After Leonhard was released, Ursula's sister Kate was sent to the United Kingdom to work as a domestic servant, and Ursula and her sister Eva were sent to the UK on a Kindertransport train. After a two-week quarantine, they were placed in a Jewish home in Burgess Hill, Sussex, where they resumed their education.
Ursula remained at the home until she was fifteen. She later joined Eva in London, where they shared a room together. Ursula found employment as an apprentice in a sewing factory in London. She married in 1968.
In this clip she describes the economic impact of Nazi anti-Jewish laws on her family, prior to her emigration.

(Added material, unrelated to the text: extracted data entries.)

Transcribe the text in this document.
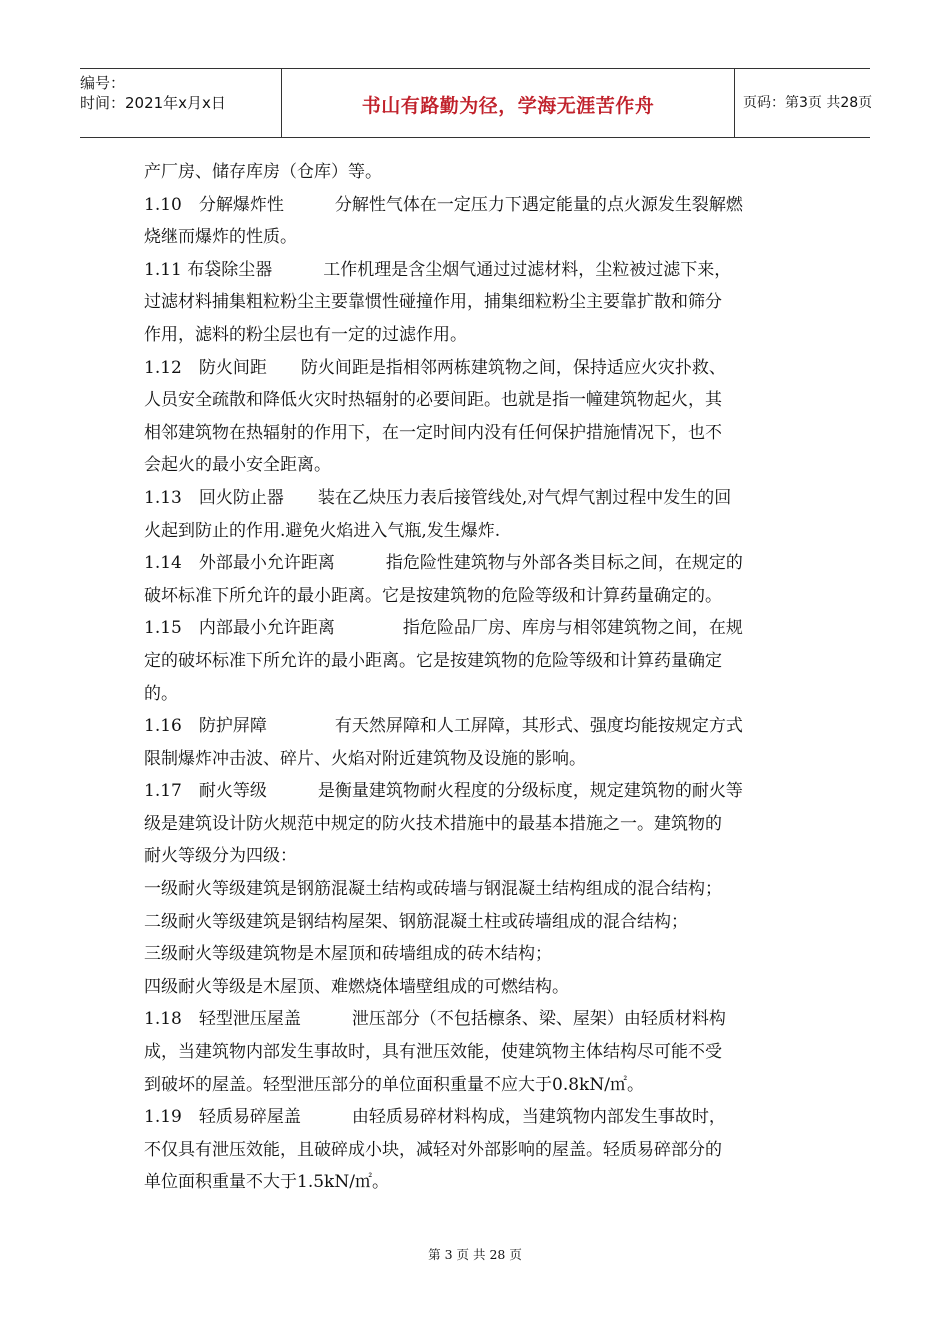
编号：
时间：2021年x月x日	书山有路勤为径，学海无涯苦作舟	页码：第3页 共28页
产厂房、储存库房（仓库）等。
1.10　分解爆炸性　　　分解性气体在一定压力下遇定能量的点火源发生裂解燃
烧继而爆炸的性质。
1.11 布袋除尘器　　　工作机理是含尘烟气通过过滤材料，尘粒被过滤下来，
过滤材料捕集粗粒粉尘主要靠惯性碰撞作用，捕集细粒粉尘主要靠扩散和筛分
作用，滤料的粉尘层也有一定的过滤作用。
1.12　防火间距　　防火间距是指相邻两栋建筑物之间，保持适应火灾扑救、
人员安全疏散和降低火灾时热辐射的必要间距。也就是指一幢建筑物起火，其
相邻建筑物在热辐射的作用下，在一定时间内没有任何保护措施情况下，也不
会起火的最小安全距离。
1.13　回火防止器　　装在乙炔压力表后接管线处,对气焊气割过程中发生的回
火起到防止的作用.避免火焰进入气瓶,发生爆炸.
1.14　外部最小允许距离　　　指危险性建筑物与外部各类目标之间，在规定的
破坏标准下所允许的最小距离。它是按建筑物的危险等级和计算药量确定的。
1.15　内部最小允许距离　　　　指危险品厂房、库房与相邻建筑物之间，在规
定的破坏标准下所允许的最小距离。它是按建筑物的危险等级和计算药量确定
的。
1.16　防护屏障　　　　有天然屏障和人工屏障，其形式、强度均能按规定方式
限制爆炸冲击波、碎片、火焰对附近建筑物及设施的影响。
1.17　耐火等级　　　是衡量建筑物耐火程度的分级标度，规定建筑物的耐火等
级是建筑设计防火规范中规定的防火技术措施中的最基本措施之一。建筑物的
耐火等级分为四级：
一级耐火等级建筑是钢筋混凝土结构或砖墙与钢混凝土结构组成的混合结构；
二级耐火等级建筑是钢结构屋架、钢筋混凝土柱或砖墙组成的混合结构；
三级耐火等级建筑物是木屋顶和砖墙组成的砖木结构；
四级耐火等级是木屋顶、难燃烧体墙壁组成的可燃结构。
1.18　轻型泄压屋盖　　　泄压部分（不包括檩条、梁、屋架）由轻质材料构
成，当建筑物内部发生事故时，具有泄压效能，使建筑物主体结构尽可能不受
到破坏的屋盖。轻型泄压部分的单位面积重量不应大于0.8kN/㎡。
1.19　轻质易碎屋盖　　　由轻质易碎材料构成，当建筑物内部发生事故时，
不仅具有泄压效能，且破碎成小块，减轻对外部影响的屋盖。轻质易碎部分的
单位面积重量不大于1.5kN/㎡。
第 3 页 共 28 页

Well it was mainly the economic part of it because the business went very much down. My father felt it - and eventually they had to sell the shop. I always remember the last time my father put the shutters down on the shop, on the last day. He cried - the first time I saw my father cry.

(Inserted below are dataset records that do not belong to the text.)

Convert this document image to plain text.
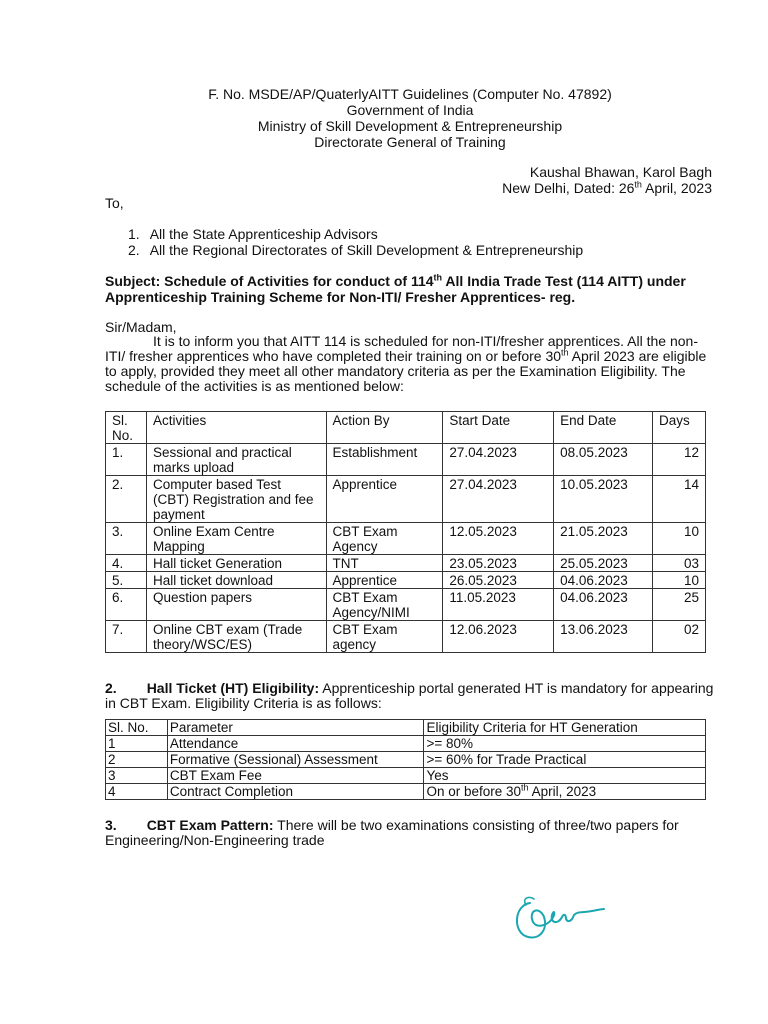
F. No. MSDE/AP/QuaterlyAITT Guidelines (Computer No. 47892)
Government of India
Ministry of Skill Development & Entrepreneurship
Directorate General of Training
Kaushal Bhawan, Karol Bagh
New Delhi, Dated: 26th April, 2023
To,
1. All the State Apprenticeship Advisors
2. All the Regional Directorates of Skill Development & Entrepreneurship
Subject: Schedule of Activities for conduct of 114th All India Trade Test (114 AITT) under Apprenticeship Training Scheme for Non-ITI/ Fresher Apprentices- reg.
Sir/Madam,
It is to inform you that AITT 114 is scheduled for non-ITI/fresher apprentices. All the non-ITI/ fresher apprentices who have completed their training on or before 30th April 2023 are eligible to apply, provided they meet all other mandatory criteria as per the Examination Eligibility. The schedule of the activities is as mentioned below:
Sl. No.	Activities	Action By	Start Date	End Date	Days
1.	Sessional and practical marks upload	Establishment	27.04.2023	08.05.2023	12
2.	Computer based Test (CBT) Registration and fee payment	Apprentice	27.04.2023	10.05.2023	14
3.	Online Exam Centre Mapping	CBT Exam Agency	12.05.2023	21.05.2023	10
4.	Hall ticket Generation	TNT	23.05.2023	25.05.2023	03
5.	Hall ticket download	Apprentice	26.05.2023	04.06.2023	10
6.	Question papers	CBT Exam Agency/NIMI	11.05.2023	04.06.2023	25
7.	Online CBT exam (Trade theory/WSC/ES)	CBT Exam agency	12.06.2023	13.06.2023	02
2. Hall Ticket (HT) Eligibility: Apprenticeship portal generated HT is mandatory for appearing in CBT Exam. Eligibility Criteria is as follows:
Sl. No.	Parameter	Eligibility Criteria for HT Generation
1	Attendance	>= 80%
2	Formative (Sessional) Assessment	>= 60% for Trade Practical
3	CBT Exam Fee	Yes
4	Contract Completion	On or before 30th April, 2023
3. CBT Exam Pattern: There will be two examinations consisting of three/two papers for Engineering/Non-Engineering trade
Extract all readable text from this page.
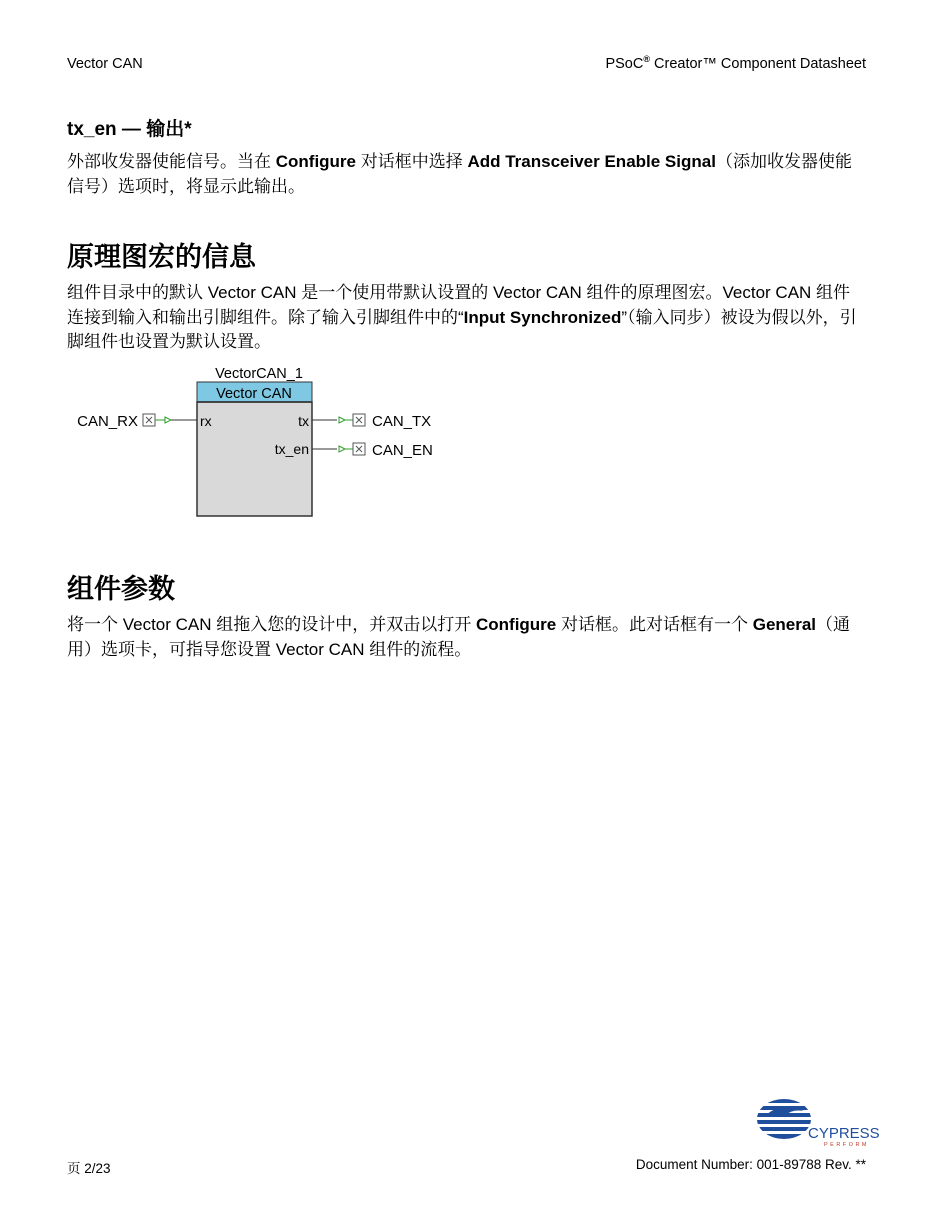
Vector CAN	PSoC® Creator™ Component Datasheet
tx_en — 输出*
外部收发器使能信号。当在 Configure 对话框中选择 Add Transceiver Enable Signal（添加收发器使能信号）选项时，将显示此输出。
原理图宏的信息
组件目录中的默认 Vector CAN 是一个使用带默认设置的 Vector CAN 组件的原理图宏。Vector CAN 组件连接到输入和输出引脚组件。除了输入引脚组件中的“Input Synchronized”（输入同步）被设为假以外，引脚组件也设置为默认设置。
VectorCAN_1
Vector CAN
rx	tx
tx_en
CAN_RX	CAN_TX
CAN_EN
组件参数
将一个 Vector CAN 组拖入您的设计中，并双击以打开 Configure 对话框。此对话框有一个 General（通用）选项卡，可指导您设置 Vector CAN 组件的流程。
CYPRESS
PERFORM
页 2/23	Document Number: 001-89788 Rev. **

It must have been about '36, '37 - something like that. 1937 - because we still lived there for another year or so after the shop... My father finished off the business from home. It was sold or it was sold under duress, if you know what I mean. It was impossible to keep it going.
I could see that my parents were worried. All the Jews had left - as I said - we were the last to leave. So for a year I was the only child - I had nobody to play with. I was always with my mother and I was terribly lonely. Weekends my mother used to take me to my uncle's - because there were children there - but it was terrible, really.
And obviously I didn't do any school work, because if nobody looks at your work or takes interest and just puts bad marks and things - you don't work. My mother tried to teach me at home and - you know - to work with me, but it wasn't the same. It was a very sad year, you see we had to go to school - but it was just going and sit there.